Questo è lo snodo che ci conduce ai nuovi feroci conflitti di questi mesi, dove in Ucraina e in Medioriente vediamo che va in scena la guerra alla verità. La diversità rispetto al passato, dove ogni guerra è stata propaganda per contrastare l’immagine del nemico, è che oggi proprio grazie alla cassetta degli attrezzi del giornalismo si mira ad interferire nel pensiero e nei comportamenti di ogni singolo cittadino, alterandone percezioni e consapevolezze.
separazione fra potestà
Il secondo scenario su cui si sofferma il saggio è l’integrazione dell’Intelligenza artificiale nella macchina statale: cosa accade, si chiede Mezza, quando lo Stato diventa intelligente? Come mutano le relazioni con i cittadini, gli interessi, la politica, l’informazione? Uno Stato che comincia, come sta accadendo perfino nel nostro Paese, ad usare risorse generative per guidare i suoi apparati, come esercita i poteri costituzionali? Come rispetta la separazione fra le diverse potestà?
Infine, arriviamo al nostro mondo. Il capitolo sul giornalismo è intitolato: “L’informazione come guerra permanente: il giornalismo nel tempo della cybersecurity”.
La conclusione è che se si combatte, in guerra e in pace, alterando le fonti, il giornalismo diventa una categoria della cybersecurity, di quelle tecniche che fino ad ieri garantivano la privacy dei contenitori, dei data base e dei nostri terminali, e che oggi invece devono occuparsi della trasparenza del contenuto, del flusso delle notizie che formano l’opinione pubblica.
batterie di agenti
Gli esempi che il libro ricostruisce sono diversi, dalla spettacolare azione dei cercapersone degli hezbollah, al caso del Bayesan la barca dei misteri, affondata al largo della Sicilia, fino alla gigantesca operazione di intercettazione dei conti di quasi un milione di cittadini italiani, per arrivare ai linguaggi di automatizzazione della disinformazione mediante batterie di agenti intelligenti.
In questa nuova dimensione i giornalisti si trovano spalla a spalla con apparati, competenze e poteri oscuri, che mirano a minacciare l’autonomia di un paese. E inevitabilmente devono trovare nuove ragioni per sostenere la propria personalità professionale, divincolandosi da ogni strumentalizzazione, ma non ignorando che sono parte di un sistema di difesa nazionale.
padrone delle memorie
Sono le competenze, chiosa Mezza al termine, quelle che oggi possono garantire una distinzione di ruoli e comportamenti, imponendo un sostegno robusto dei sistemi giornalistici per ogni Paese, ma garantendo la piena autonomia ai singoli operatori dell’informazione. Competenze che devono, proprio perché siamo in una dimensione che afferisce la sicurezza nazionale, essere rispettate e favorite ai fini dell’interesse nazionale. Ma devono innanzitutto essere sviluppate e formate.
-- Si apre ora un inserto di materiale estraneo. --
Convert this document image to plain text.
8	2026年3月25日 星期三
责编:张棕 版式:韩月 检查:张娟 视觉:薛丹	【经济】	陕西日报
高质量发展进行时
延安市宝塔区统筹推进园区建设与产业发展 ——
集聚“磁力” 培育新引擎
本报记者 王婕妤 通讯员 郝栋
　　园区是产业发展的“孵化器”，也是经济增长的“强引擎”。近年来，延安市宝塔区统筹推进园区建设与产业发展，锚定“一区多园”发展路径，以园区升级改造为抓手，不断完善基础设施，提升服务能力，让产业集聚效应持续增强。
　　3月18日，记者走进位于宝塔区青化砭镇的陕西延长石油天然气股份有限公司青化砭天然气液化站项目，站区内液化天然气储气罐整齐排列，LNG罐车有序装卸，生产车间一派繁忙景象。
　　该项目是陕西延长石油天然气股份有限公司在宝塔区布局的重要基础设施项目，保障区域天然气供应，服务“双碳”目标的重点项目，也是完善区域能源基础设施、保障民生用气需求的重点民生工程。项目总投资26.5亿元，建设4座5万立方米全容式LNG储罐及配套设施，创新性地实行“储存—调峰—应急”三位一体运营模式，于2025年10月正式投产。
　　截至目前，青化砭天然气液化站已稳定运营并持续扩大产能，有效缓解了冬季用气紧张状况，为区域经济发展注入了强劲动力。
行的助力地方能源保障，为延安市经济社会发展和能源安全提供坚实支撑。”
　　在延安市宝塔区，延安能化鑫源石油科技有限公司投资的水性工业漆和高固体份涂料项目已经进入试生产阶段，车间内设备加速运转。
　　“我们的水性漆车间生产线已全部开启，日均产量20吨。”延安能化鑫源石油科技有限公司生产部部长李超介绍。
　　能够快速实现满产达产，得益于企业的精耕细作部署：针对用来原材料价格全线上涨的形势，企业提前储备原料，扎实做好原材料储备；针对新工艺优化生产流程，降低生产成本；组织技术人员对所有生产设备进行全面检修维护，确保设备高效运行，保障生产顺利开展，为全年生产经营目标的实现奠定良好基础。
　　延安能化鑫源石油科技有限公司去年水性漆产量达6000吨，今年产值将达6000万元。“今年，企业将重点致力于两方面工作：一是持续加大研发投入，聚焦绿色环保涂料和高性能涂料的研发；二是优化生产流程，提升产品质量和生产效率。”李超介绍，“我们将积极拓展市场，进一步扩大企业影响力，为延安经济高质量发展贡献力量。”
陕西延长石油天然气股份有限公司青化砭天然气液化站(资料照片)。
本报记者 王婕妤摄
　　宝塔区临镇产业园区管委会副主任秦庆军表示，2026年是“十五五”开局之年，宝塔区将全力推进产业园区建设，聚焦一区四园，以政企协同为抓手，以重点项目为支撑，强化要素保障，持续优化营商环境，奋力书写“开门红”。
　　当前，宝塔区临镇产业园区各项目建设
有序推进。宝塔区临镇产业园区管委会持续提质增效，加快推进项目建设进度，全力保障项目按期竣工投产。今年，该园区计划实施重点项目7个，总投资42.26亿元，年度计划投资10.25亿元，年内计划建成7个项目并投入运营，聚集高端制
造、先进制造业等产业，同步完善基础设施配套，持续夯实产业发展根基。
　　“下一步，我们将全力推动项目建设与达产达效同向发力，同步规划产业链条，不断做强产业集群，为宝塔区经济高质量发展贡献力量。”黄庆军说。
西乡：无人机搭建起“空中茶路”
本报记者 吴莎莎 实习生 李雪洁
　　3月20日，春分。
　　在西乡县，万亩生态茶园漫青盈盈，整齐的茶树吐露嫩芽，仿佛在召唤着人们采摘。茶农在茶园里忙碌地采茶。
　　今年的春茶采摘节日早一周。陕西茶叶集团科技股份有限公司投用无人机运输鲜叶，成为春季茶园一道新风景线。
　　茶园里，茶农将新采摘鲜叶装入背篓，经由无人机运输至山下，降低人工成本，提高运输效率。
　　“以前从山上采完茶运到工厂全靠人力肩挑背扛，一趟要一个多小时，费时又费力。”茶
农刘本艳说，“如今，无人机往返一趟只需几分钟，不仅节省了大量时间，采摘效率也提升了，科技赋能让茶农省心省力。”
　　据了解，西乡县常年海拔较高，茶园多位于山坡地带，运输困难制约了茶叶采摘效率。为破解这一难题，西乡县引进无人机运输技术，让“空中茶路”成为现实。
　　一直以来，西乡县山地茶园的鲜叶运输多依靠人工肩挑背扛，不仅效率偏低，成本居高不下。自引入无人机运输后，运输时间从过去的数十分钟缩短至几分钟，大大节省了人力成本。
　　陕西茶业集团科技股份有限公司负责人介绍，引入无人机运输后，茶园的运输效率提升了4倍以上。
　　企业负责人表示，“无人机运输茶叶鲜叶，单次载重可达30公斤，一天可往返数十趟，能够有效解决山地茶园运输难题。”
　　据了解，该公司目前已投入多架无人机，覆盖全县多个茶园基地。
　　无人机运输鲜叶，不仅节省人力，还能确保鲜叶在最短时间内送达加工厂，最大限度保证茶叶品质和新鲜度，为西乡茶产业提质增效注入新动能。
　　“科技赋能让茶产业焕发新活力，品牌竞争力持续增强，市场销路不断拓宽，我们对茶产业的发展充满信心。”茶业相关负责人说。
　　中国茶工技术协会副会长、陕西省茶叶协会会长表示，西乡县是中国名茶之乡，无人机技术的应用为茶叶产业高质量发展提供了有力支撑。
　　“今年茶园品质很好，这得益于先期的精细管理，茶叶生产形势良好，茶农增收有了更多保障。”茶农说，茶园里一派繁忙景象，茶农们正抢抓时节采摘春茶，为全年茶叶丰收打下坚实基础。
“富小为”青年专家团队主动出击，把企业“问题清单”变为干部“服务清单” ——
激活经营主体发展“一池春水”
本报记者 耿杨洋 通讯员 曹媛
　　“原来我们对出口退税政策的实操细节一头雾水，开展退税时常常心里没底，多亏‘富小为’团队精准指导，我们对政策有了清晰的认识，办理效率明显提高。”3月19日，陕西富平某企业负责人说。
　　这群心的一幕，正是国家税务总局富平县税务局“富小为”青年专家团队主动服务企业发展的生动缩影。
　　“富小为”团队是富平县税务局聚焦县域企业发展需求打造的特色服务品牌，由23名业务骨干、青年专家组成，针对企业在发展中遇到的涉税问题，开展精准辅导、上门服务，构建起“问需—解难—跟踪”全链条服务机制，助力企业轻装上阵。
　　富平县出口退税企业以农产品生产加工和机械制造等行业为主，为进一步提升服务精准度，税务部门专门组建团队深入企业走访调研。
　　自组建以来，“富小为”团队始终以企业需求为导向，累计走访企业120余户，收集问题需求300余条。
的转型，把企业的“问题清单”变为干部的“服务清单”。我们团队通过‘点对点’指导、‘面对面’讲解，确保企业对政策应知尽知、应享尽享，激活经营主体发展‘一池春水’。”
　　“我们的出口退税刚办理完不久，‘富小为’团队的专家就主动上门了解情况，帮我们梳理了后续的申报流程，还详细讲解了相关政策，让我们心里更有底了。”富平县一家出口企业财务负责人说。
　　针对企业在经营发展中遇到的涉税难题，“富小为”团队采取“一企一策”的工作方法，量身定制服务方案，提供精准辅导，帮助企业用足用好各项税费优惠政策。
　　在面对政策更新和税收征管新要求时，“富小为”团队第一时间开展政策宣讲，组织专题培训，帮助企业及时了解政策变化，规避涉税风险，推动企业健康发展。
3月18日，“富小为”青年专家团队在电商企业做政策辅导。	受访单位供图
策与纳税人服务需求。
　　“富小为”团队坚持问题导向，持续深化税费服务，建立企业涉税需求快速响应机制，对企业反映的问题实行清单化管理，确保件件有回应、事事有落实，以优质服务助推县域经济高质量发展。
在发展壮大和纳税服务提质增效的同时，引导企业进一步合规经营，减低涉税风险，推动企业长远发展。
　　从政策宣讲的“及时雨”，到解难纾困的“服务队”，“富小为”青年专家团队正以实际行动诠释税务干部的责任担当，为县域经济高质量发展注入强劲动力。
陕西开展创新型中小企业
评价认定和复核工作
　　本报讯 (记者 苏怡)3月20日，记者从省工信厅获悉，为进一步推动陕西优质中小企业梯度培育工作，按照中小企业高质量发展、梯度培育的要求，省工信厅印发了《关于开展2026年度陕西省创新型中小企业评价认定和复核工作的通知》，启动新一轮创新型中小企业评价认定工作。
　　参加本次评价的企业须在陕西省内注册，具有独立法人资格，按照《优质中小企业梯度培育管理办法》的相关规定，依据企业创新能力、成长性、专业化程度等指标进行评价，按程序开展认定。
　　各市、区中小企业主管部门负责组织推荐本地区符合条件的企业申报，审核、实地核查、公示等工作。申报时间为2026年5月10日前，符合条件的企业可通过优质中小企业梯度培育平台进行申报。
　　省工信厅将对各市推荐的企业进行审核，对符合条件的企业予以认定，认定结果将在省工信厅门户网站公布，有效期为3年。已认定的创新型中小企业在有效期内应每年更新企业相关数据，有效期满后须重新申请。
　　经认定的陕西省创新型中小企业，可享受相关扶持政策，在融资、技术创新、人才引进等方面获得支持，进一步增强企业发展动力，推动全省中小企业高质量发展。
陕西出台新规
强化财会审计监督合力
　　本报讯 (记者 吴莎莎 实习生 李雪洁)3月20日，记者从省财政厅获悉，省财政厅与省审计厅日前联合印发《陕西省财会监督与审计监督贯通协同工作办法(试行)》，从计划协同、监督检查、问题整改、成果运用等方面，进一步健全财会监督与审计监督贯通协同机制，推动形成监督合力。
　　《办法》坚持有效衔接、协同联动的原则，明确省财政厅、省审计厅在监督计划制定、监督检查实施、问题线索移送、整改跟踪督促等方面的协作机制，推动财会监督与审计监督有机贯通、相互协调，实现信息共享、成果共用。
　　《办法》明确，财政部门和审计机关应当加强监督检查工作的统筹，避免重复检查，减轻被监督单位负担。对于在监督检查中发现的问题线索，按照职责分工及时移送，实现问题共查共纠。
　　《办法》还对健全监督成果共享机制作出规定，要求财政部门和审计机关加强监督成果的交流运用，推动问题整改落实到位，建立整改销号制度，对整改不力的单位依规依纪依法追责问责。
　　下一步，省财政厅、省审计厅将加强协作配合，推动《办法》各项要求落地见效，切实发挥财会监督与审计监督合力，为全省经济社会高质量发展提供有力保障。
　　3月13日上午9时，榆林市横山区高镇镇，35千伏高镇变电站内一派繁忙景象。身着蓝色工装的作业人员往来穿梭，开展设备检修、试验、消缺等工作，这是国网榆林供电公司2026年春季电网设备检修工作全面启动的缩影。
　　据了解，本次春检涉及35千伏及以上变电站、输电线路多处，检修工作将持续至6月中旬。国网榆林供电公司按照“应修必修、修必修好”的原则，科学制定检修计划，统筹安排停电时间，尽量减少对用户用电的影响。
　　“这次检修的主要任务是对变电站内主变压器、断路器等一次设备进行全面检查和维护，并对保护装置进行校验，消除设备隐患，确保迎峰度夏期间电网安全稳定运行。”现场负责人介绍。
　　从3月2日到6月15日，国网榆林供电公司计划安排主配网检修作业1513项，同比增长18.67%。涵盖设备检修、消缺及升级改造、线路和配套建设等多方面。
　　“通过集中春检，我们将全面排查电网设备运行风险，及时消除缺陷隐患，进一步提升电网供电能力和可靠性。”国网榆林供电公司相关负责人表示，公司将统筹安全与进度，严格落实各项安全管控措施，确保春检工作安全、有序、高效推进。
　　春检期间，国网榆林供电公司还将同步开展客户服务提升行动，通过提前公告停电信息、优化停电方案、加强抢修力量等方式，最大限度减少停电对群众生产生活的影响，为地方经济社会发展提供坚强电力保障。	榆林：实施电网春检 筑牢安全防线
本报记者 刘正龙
Il libro, che è introdotto dalla prefazione di Barbara Carfagna, autrice e conduttrice di “Codice” di Rai1, e con una postfazione di Arturo Di Corinto, responsabile della comunicazione dell’Agenzia per la Cybersecurity nazionale, si chiude con un ammonimento difficile da eludere: un giornalista che non è padrone delle proprie memorie e intelligenze è sempre subalterno ad un fornitore che ha un interesse avverso al suo.